Variable selection for near-infrared spectrum modeling based on fast nondominated sorting genetic algorithm

Abstract

Building an excellent model is crucial for the near-infrared technology used in various fields. Full-spectrum model building has negative influence on the predictive ability of models owing to the use of several invalid variables, variable selection can improve model performance. Several variable selection approaches along with evolutionary and swarm intelligent algorithms have been successfully implemented. However, most approaches lack relevance between the near-infrared spectral features and analyte, thus increasing the risk of model overfitting. In this study, a spectral variable selection approach based on a fast nondominated sorting genetic algorithm is proposed for improving the relevance between the near-infrared spectral features and analyte. This approach includes two objective functions: (1) maximizing the ratio of interclass to in-class sum of standard deviation and (2) minimizing the sum of correlation coefficient between the selected variables. The former focuses on the relevance between the spectral features and analyte, whereas the latter focuses on reducing the correlation between the selected variables to avoid invalid variables. The fast nondominated sorting genetic algorithm has multiple solutions, such as Pareto solution set, and the optimal solution is determined using the root mean square error of cross validation. To validate this algorithm using partial least squares, tobacco nicotine and total sugar models were built under varying number of selected variables.
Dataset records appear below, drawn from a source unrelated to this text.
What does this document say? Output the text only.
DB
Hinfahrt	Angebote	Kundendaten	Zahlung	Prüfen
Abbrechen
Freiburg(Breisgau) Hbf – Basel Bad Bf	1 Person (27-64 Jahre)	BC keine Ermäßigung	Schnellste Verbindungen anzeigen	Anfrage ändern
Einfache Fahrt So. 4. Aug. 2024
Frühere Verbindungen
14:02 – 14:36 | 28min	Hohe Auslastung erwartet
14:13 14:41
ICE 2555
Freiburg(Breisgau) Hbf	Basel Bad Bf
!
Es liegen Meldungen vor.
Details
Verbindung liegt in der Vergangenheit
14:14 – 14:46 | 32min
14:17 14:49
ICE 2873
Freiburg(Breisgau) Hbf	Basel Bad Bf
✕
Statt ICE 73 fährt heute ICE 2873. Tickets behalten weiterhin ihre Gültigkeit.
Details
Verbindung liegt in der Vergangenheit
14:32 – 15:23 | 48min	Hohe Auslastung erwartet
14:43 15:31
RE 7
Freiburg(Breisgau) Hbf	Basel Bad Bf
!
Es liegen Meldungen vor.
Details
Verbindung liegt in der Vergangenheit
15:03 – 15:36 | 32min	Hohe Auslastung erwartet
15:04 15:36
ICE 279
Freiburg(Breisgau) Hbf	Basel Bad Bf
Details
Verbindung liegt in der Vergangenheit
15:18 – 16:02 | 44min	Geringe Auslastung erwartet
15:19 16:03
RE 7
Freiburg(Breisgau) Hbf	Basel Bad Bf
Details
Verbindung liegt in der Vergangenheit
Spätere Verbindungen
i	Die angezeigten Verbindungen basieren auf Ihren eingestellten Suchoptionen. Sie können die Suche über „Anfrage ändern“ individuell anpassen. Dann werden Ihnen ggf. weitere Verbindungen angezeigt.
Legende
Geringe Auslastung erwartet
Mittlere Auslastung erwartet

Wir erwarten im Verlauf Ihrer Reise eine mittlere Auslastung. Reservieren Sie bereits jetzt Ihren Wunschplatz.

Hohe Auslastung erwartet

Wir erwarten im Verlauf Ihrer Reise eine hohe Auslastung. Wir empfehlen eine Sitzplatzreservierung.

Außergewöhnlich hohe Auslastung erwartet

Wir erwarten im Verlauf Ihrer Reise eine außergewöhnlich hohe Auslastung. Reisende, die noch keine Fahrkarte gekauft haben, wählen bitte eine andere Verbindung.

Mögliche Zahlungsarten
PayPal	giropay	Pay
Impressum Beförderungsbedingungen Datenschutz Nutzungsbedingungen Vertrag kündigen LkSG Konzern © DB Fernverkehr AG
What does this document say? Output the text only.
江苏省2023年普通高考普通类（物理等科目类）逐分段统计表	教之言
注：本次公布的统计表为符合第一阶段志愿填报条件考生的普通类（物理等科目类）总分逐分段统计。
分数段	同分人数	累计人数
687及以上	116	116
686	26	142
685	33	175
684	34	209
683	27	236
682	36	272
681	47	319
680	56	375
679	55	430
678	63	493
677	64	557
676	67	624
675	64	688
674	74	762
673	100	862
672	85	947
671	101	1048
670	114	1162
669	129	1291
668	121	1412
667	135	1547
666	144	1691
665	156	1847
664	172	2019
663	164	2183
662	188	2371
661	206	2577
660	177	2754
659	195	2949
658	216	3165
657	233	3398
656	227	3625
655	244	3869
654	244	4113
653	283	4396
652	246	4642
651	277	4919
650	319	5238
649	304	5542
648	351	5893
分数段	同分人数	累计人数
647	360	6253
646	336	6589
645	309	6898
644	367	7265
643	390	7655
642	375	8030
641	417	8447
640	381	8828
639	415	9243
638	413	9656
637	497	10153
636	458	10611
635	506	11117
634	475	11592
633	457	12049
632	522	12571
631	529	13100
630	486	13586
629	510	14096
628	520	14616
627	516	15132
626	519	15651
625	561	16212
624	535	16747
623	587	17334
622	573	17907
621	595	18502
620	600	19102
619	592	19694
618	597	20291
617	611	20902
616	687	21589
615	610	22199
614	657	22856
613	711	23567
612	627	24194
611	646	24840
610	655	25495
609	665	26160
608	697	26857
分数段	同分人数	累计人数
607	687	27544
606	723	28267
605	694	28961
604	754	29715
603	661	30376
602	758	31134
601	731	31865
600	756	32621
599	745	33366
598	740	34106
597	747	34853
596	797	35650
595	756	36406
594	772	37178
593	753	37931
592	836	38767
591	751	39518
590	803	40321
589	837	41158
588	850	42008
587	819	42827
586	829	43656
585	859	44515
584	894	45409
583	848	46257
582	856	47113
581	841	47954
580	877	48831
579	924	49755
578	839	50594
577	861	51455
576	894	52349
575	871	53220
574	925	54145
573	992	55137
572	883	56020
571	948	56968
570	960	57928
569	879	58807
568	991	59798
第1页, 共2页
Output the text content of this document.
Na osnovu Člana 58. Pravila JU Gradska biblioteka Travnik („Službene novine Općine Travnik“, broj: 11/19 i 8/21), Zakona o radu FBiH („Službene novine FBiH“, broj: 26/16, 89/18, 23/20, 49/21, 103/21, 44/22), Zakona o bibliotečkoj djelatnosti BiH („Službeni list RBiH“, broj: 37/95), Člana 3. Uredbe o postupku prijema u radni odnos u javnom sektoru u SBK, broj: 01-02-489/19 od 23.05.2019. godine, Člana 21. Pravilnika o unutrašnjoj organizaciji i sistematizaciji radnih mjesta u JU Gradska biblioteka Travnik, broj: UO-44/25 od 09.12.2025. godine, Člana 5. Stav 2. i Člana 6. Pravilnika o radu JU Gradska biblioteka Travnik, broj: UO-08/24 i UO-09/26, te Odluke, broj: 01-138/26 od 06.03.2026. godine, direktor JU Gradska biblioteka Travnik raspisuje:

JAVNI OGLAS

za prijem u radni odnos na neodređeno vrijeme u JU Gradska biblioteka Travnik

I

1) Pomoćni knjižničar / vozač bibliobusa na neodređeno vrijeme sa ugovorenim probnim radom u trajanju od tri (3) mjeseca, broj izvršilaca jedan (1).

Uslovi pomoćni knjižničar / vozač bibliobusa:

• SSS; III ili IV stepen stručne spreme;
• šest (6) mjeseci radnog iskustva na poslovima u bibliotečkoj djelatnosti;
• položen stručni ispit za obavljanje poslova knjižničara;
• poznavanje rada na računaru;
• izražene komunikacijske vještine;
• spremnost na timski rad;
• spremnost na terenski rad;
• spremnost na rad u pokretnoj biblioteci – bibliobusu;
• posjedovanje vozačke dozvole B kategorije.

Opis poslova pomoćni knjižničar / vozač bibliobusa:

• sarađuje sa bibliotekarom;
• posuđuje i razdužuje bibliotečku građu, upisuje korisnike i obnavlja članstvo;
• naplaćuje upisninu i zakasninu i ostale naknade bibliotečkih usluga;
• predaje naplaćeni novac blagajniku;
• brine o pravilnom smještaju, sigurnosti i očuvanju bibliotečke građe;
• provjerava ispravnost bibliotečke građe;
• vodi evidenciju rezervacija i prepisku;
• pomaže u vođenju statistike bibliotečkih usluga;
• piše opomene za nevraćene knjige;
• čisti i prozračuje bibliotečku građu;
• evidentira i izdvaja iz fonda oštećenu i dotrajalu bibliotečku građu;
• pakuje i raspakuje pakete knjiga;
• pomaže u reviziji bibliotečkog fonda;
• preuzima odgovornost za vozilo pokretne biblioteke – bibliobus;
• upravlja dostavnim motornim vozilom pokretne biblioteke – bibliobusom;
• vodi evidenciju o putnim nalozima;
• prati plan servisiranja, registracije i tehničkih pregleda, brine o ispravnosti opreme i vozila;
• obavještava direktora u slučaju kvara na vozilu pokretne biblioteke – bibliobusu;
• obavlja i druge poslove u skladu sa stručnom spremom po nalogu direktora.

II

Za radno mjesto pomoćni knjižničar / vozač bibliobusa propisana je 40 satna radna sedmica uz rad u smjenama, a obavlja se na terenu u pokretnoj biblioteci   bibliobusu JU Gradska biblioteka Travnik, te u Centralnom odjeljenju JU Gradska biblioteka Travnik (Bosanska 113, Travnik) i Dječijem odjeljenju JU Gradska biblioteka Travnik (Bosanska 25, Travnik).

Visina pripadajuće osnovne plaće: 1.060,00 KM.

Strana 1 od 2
In comparison to a model with 1036 variables, the root mean square error of prediction of the nicotine model with 150–600 variables decreased by more than 15% and up to 23.93%, and that of the total sugar model with 100–600 variables decreased by more than 7.5% and up to 13.79%. This study showed that model performance can be significantly improved under a wide range of variables selected by the fast nondominated sorting genetic algorithm. Additionally, better prediction was obtained by fast nondominated sorting genetic algorithm when compared to interval selectivity ratio and full spectrum partial least squares modeling.